I’m new to Juce, and haven’t done any C++ coding in over 10 years. Was doing JavaScript and Swift recently. Anyway, I’m trying to figure out how to use Logger to log to a file (I’m creating a plugin), and not getting anywhere. I looked through the example code, the tutorials and GitHub, as well as this forum.

Not being an expert C++ developer and finding the documentation on JUCE lacking useful examples of how to use the API is driving me bonkers. Thinking I might be better off trying the VST SDK first before getting too deep into JUCE.

Questions:

  1. To log to a file should I be using Logger or FileLogger? I have basic dev console logging working OK. I tried the following code and got these compile time errors:
    unknown type name: fileLog
    then complains about arrow → in 2nd line. I tried with ‘.’ and won’t work either.

FileLogger fileLog();
fileLog->createDateStampedLogger(“TailGunnerSr”, “TailGunnerSr”, “.log”, “Tail Gunner Sr - Log File”);

  1. I have the above code in a separate header file: myLogger.h does that make sense?

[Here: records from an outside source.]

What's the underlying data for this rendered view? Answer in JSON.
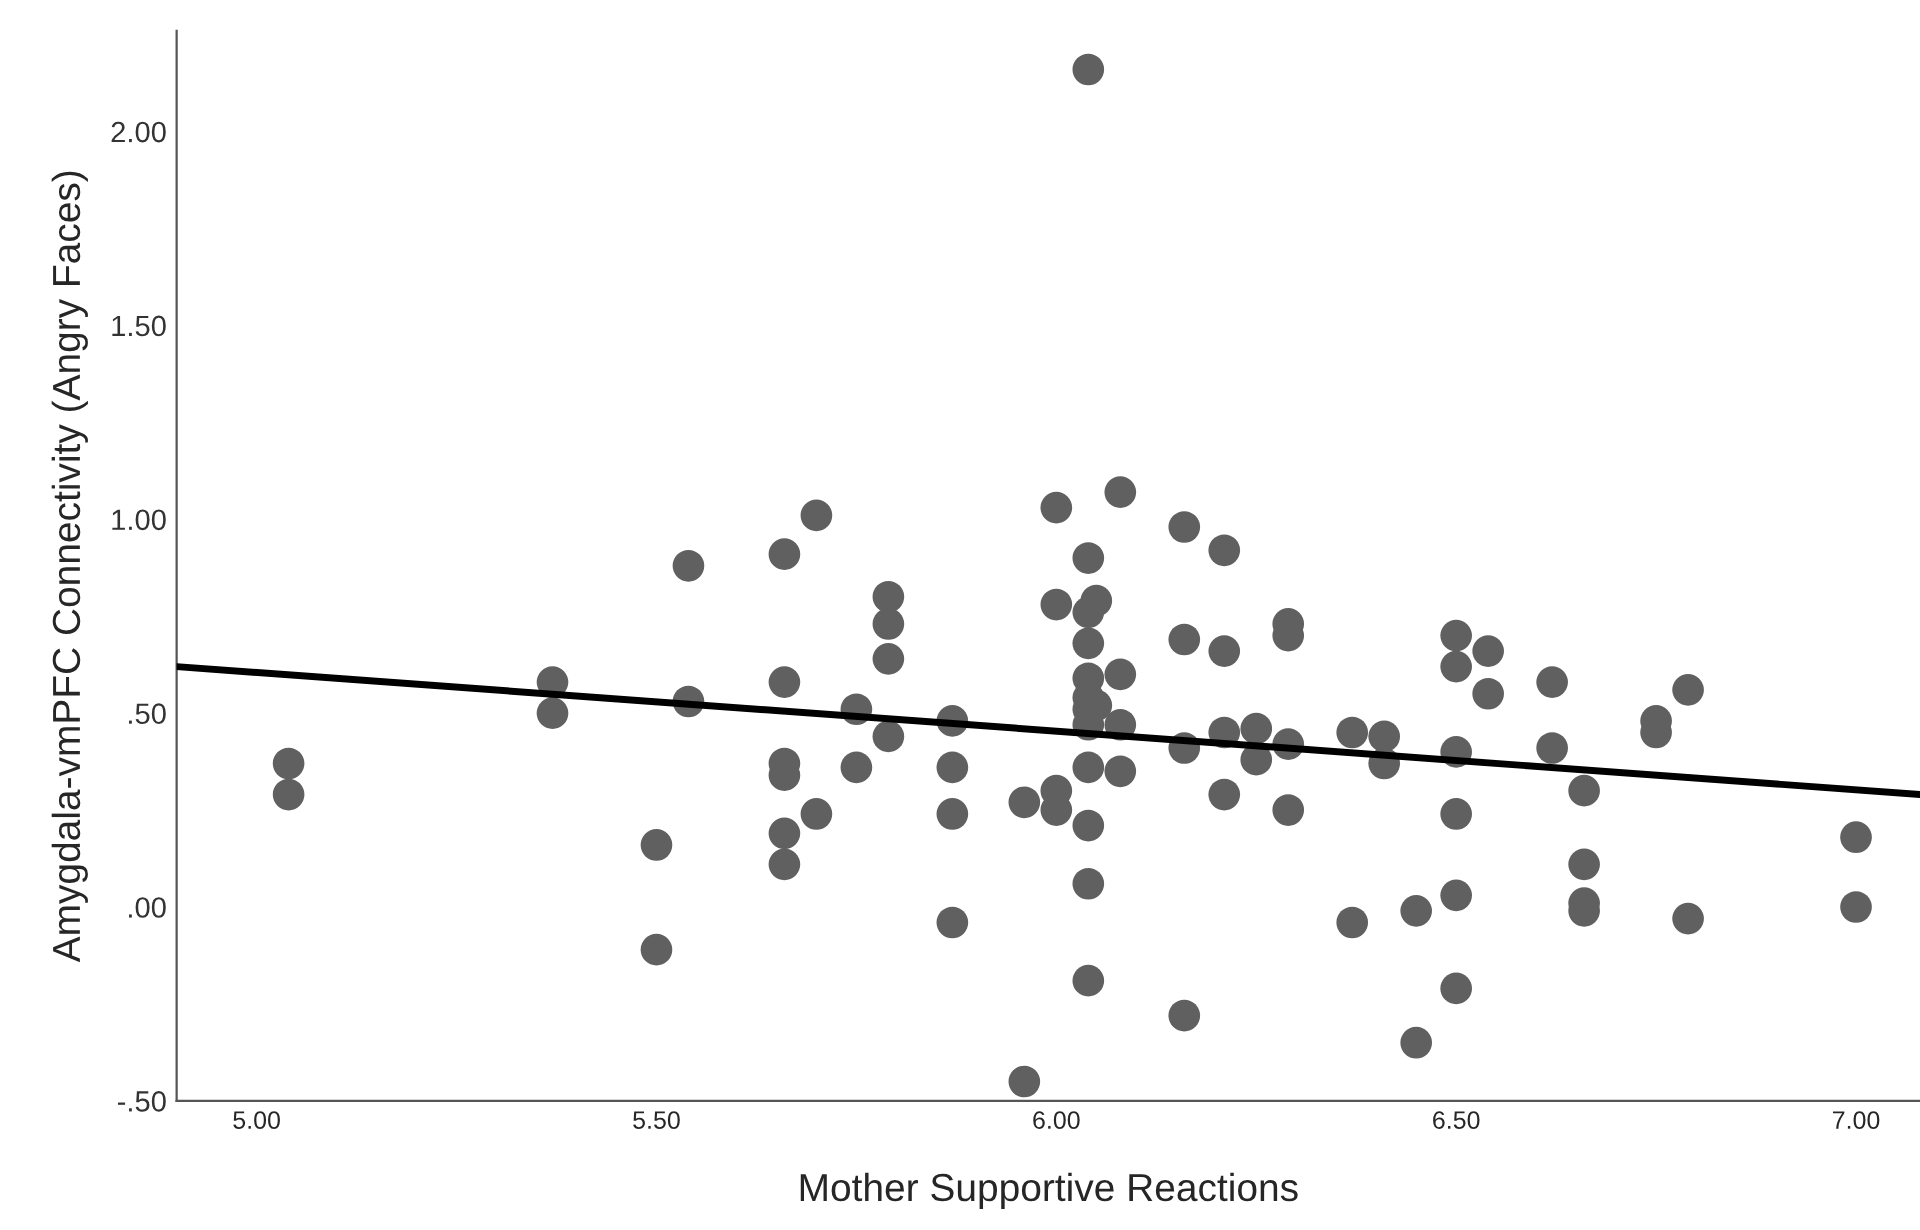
{
  "chart_data": {
    "type": "scatter",
    "xlabel": "Mother Supportive Reactions",
    "ylabel": "Amygdala-vmPFC Connectivity (Angry Faces)",
    "xlim": [
      4.9,
      7.08
    ],
    "ylim": [
      -0.5,
      2.26
    ],
    "xticks": [
      {
        "value": 5,
        "label": "5.00"
      },
      {
        "value": 5.5,
        "label": "5.50"
      },
      {
        "value": 6,
        "label": "6.00"
      },
      {
        "value": 6.5,
        "label": "6.50"
      },
      {
        "value": 7,
        "label": "7.00"
      }
    ],
    "yticks": [
      {
        "value": -0.5,
        "label": "-.50"
      },
      {
        "value": 0,
        "label": ".00"
      },
      {
        "value": 0.5,
        "label": ".50"
      },
      {
        "value": 1,
        "label": "1.00"
      },
      {
        "value": 1.5,
        "label": "1.50"
      },
      {
        "value": 2,
        "label": "2.00"
      }
    ],
    "grid": false,
    "legend": false,
    "marker": "circle",
    "series": [
      {
        "color": "#606060",
        "x": [
          5.04,
          5.04,
          5.37,
          5.37,
          5.5,
          5.5,
          5.54,
          5.54,
          5.66,
          5.66,
          5.66,
          5.66,
          5.66,
          5.66,
          5.7,
          5.7,
          5.75,
          5.75,
          5.79,
          5.79,
          5.79,
          5.79,
          5.87,
          5.87,
          5.87,
          5.87,
          5.96,
          5.96,
          6.0,
          6.0,
          6.0,
          6.0,
          6.04,
          6.04,
          6.04,
          6.04,
          6.04,
          6.04,
          6.04,
          6.04,
          6.04,
          6.04,
          6.04,
          6.04,
          6.05,
          6.05,
          6.08,
          6.08,
          6.08,
          6.08,
          6.16,
          6.16,
          6.16,
          6.16,
          6.21,
          6.21,
          6.21,
          6.21,
          6.25,
          6.25,
          6.29,
          6.29,
          6.29,
          6.29,
          6.37,
          6.37,
          6.41,
          6.41,
          6.45,
          6.45,
          6.5,
          6.5,
          6.5,
          6.5,
          6.5,
          6.5,
          6.54,
          6.54,
          6.62,
          6.62,
          6.66,
          6.66,
          6.66,
          6.66,
          6.75,
          6.75,
          6.79,
          6.79,
          7.0,
          7.0
        ],
        "values": [
          0.37,
          0.29,
          0.58,
          0.5,
          0.16,
          -0.11,
          0.88,
          0.53,
          0.91,
          0.58,
          0.37,
          0.34,
          0.19,
          0.11,
          1.01,
          0.24,
          0.51,
          0.36,
          0.8,
          0.73,
          0.64,
          0.44,
          0.48,
          0.36,
          0.24,
          -0.04,
          -0.45,
          0.27,
          1.03,
          0.78,
          0.3,
          0.25,
          2.16,
          0.9,
          0.76,
          0.68,
          0.59,
          0.54,
          0.51,
          0.47,
          0.36,
          0.21,
          0.06,
          -0.19,
          0.79,
          0.52,
          1.07,
          0.6,
          0.47,
          0.35,
          0.98,
          0.69,
          0.41,
          -0.28,
          0.92,
          0.66,
          0.45,
          0.29,
          0.46,
          0.38,
          0.73,
          0.7,
          0.42,
          0.25,
          0.45,
          -0.04,
          0.44,
          0.37,
          -0.01,
          -0.35,
          0.7,
          0.62,
          0.4,
          0.24,
          0.03,
          -0.21,
          0.66,
          0.55,
          0.58,
          0.41,
          0.3,
          0.11,
          0.01,
          -0.01,
          0.48,
          0.45,
          0.56,
          -0.03,
          0.18,
          0.0
        ]
      },
      {
        "type": "line",
        "color": "#000000",
        "x": [
          4.9,
          7.08
        ],
        "values": [
          0.62,
          0.29
        ],
        "marker": "none",
        "line_style": "solid"
      }
    ]
  }
}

  2. I also tried the following, however the plugin crashes since the file “tail-gun-test.log” doesn’t exist. I thought the FileLogger constructor would create a new file if one doesn’t exist as per the docs:

fileToWriteTo the file that to use - new messages will be appended to the file. If the file doesn’t exist, it will be created, along with any parent directories that are needed.
JUCE: FileLogger Class Reference

The code below crashes. If I change the File constructor to just:

File logfile;

Then it logs to the dev console OK, but doesn’t create a new file.

This is the code that crashes:

// in myLogger.h
File logfile(“tail-gun-test.log”);
FileLogger fileLog(logfile, “Welcome to Application”, 1000);

// in PluginEditor.cpp
fileLog.logMessage(“Testing 1 2 3!!!\n”);

Thanks for reading this far :slight_smile: Hope you can shine a light.

As a member of some suitable class (probably your subclass of AudioProcessor) :

std::unique_ptr<FileLogger> m_flogger;

In the constructor of your class :

m_flogger = std::unique_ptr<FileLogger>(FileLogger::createDateStampedLogger("foo", "mylog", ".txt", "Welcome to plugin"));

To log :

double MyPluginProcessor::getTailLengthSeconds() const
{
	if (m_flogger)
		m_flogger->logMessage("getTailLengthSeconds called");
	return 0.0;
}

Note that the null pointer check (if (m_flogger)) is needed because creating the FileLogger may have failed in the constructor.

I just quickly tested that this way of using FileLogger works, there may also be alternative ways of using it.

Since you are new to audio, just a word of caution: writing to log files is a system call and blocking, so be 100% sure to not call any logging from the audio thread!

Another warning, there is the static Logger::setCurrentLogger(), which is very handy. But in plugins this would create the problem, that you have many instances setting and resetting the logger, so that would create a mess.

Very good point, thanks. I use the Juce DBG() macro for stuff I only want to see in a Debug build.